Ближе к осени похоронившая его заочно жена полезла в шкаф, чтобы перетряхнуть одежду, но так ничего и не почувствовала, даже запаха. У нее был уже новый муж, новые заботы. А ее бывший, человек, воплощенный в мысль о своей материальной бессмысленности, выпорхнул незаметно в форточку и повис над городом легким облаком, до которого никому не было дела.

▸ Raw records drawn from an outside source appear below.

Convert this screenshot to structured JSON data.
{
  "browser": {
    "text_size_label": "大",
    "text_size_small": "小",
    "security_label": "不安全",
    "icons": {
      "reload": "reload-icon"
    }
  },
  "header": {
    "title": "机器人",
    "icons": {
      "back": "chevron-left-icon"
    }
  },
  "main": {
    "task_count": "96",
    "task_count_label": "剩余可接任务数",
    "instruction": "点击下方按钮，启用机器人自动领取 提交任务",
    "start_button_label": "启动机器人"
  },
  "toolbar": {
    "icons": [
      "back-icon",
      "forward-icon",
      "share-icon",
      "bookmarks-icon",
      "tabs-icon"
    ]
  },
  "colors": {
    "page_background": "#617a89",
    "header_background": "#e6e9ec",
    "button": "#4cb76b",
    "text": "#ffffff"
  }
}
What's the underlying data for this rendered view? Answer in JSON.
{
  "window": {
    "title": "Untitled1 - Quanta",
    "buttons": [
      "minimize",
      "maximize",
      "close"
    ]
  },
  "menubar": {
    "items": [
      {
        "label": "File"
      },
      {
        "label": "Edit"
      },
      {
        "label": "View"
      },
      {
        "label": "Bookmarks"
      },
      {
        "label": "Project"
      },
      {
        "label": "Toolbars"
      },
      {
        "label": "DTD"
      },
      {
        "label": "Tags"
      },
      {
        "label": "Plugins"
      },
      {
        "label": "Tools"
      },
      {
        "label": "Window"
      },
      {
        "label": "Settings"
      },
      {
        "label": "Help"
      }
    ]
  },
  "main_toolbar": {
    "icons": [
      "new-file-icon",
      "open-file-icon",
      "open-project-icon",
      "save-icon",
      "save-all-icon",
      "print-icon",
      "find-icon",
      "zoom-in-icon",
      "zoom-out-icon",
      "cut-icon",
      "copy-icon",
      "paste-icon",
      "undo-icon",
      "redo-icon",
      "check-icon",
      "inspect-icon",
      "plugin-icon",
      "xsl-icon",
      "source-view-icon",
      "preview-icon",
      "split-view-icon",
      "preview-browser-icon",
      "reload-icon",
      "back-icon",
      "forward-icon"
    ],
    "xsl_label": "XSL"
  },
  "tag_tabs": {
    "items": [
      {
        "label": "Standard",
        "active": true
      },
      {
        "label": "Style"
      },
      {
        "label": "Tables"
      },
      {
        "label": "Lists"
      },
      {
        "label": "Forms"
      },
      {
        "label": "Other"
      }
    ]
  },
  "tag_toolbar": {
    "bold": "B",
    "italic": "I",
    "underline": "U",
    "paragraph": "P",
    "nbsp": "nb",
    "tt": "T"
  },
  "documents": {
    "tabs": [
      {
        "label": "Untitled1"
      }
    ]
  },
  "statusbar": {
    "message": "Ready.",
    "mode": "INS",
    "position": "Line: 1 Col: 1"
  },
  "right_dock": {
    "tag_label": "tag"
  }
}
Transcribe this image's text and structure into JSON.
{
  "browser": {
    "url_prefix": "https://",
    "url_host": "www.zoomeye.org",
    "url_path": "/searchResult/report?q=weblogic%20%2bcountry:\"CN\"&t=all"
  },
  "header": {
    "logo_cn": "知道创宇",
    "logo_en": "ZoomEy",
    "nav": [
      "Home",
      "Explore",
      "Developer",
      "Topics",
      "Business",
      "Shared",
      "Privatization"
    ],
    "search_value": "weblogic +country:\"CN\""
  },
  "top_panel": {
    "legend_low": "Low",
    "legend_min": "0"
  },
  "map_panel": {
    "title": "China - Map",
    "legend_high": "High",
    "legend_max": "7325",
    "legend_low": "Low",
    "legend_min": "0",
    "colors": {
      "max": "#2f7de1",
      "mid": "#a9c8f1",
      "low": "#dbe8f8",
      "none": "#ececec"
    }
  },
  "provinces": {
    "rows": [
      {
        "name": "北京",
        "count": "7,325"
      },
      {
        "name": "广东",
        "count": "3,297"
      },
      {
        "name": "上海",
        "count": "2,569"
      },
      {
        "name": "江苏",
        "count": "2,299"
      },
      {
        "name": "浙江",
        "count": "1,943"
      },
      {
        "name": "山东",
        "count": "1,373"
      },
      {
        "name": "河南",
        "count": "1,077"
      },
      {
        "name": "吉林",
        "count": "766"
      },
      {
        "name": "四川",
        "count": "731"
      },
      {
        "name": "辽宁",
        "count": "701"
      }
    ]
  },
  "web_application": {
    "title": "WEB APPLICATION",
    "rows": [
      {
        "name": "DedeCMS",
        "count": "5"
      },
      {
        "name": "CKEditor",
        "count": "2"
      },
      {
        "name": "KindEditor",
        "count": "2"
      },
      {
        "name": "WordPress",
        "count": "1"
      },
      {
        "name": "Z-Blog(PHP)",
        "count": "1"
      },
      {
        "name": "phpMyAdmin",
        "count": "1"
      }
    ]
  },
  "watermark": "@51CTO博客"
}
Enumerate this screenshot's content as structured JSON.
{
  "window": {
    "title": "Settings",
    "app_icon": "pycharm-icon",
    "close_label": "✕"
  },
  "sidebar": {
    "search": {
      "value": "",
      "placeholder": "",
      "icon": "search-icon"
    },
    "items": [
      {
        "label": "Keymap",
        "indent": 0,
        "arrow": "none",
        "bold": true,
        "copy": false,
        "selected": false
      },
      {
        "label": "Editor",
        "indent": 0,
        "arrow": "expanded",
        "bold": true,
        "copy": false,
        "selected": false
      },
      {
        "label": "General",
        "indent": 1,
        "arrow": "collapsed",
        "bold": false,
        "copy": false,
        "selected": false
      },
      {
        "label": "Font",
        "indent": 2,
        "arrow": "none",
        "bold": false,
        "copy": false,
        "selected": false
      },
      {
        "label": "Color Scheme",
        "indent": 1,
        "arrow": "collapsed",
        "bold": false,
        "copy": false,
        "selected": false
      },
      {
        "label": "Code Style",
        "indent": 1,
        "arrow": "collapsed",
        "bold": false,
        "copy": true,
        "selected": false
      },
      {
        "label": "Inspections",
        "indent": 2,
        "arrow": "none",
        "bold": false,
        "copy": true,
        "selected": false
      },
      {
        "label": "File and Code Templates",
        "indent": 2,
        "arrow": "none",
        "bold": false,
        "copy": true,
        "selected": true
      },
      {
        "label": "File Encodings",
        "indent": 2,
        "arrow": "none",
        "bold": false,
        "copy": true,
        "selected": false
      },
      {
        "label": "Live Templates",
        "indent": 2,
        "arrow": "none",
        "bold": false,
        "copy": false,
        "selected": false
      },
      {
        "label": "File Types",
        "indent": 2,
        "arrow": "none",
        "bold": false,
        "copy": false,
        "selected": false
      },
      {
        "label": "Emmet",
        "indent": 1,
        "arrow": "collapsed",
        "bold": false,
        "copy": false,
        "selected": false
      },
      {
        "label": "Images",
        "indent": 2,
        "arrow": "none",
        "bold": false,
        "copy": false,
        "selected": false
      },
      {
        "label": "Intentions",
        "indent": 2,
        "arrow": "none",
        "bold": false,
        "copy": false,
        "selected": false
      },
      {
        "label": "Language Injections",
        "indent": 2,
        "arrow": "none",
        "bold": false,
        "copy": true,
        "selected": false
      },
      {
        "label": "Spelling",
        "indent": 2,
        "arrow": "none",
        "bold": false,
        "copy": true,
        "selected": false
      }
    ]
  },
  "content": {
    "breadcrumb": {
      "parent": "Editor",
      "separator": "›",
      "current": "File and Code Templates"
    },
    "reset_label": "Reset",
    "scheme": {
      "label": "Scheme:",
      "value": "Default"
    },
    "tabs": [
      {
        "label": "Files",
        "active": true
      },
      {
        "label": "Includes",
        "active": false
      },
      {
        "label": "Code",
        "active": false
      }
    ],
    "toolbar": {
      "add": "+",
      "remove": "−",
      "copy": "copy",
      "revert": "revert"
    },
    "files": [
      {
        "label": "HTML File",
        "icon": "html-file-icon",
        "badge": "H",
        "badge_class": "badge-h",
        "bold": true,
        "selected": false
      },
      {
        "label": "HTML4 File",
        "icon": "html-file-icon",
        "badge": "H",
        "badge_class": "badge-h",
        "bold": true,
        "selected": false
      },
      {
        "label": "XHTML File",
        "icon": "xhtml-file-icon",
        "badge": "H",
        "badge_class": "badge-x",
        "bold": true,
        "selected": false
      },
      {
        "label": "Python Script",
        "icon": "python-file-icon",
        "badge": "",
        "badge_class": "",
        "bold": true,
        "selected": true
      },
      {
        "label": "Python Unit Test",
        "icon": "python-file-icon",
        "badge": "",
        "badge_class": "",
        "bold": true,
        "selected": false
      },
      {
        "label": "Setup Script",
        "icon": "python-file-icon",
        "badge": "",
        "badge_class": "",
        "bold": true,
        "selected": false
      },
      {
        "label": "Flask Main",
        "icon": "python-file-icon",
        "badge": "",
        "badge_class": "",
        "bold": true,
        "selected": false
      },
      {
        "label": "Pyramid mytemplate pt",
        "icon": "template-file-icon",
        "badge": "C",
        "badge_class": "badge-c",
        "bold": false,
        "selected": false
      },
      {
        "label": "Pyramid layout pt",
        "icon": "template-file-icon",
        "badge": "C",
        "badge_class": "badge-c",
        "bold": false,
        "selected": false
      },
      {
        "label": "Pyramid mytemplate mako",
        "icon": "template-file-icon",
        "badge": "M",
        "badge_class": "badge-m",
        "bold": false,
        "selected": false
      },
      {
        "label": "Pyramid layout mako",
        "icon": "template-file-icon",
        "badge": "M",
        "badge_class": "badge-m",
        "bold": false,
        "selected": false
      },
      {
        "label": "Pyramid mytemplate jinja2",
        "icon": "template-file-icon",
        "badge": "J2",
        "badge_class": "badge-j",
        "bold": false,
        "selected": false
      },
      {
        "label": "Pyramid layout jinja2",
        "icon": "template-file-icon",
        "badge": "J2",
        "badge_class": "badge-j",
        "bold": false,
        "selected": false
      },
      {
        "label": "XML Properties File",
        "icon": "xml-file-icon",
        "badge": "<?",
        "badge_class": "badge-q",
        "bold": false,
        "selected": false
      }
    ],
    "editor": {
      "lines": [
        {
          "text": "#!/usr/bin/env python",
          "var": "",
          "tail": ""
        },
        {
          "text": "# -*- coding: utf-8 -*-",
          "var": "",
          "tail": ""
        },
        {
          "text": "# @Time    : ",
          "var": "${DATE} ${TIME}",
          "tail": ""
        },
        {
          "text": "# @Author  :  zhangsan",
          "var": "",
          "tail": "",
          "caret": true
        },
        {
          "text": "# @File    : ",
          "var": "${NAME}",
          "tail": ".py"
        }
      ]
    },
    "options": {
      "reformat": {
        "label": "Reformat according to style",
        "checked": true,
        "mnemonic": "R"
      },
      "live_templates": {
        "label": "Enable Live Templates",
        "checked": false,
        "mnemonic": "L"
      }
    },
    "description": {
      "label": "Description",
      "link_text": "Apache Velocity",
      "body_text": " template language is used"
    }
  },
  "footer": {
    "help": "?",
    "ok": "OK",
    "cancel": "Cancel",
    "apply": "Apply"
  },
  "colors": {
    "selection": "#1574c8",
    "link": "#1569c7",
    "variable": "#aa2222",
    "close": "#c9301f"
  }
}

В том рассказе он все-таки выпал на землю каким-то осадком, дождем или снегом, - не помню точно. Называлась история "История болезни".
Сейчас бы я закончил этот рассказ по-другому. Я бы развеял облако ветром до "Ничего", объявив, что мысль без слова – лишь вздох. И рассказ назвал бы "Вздох", на который и потратились тридцать лет жизни этого человека, а вслух произнесены так и не были.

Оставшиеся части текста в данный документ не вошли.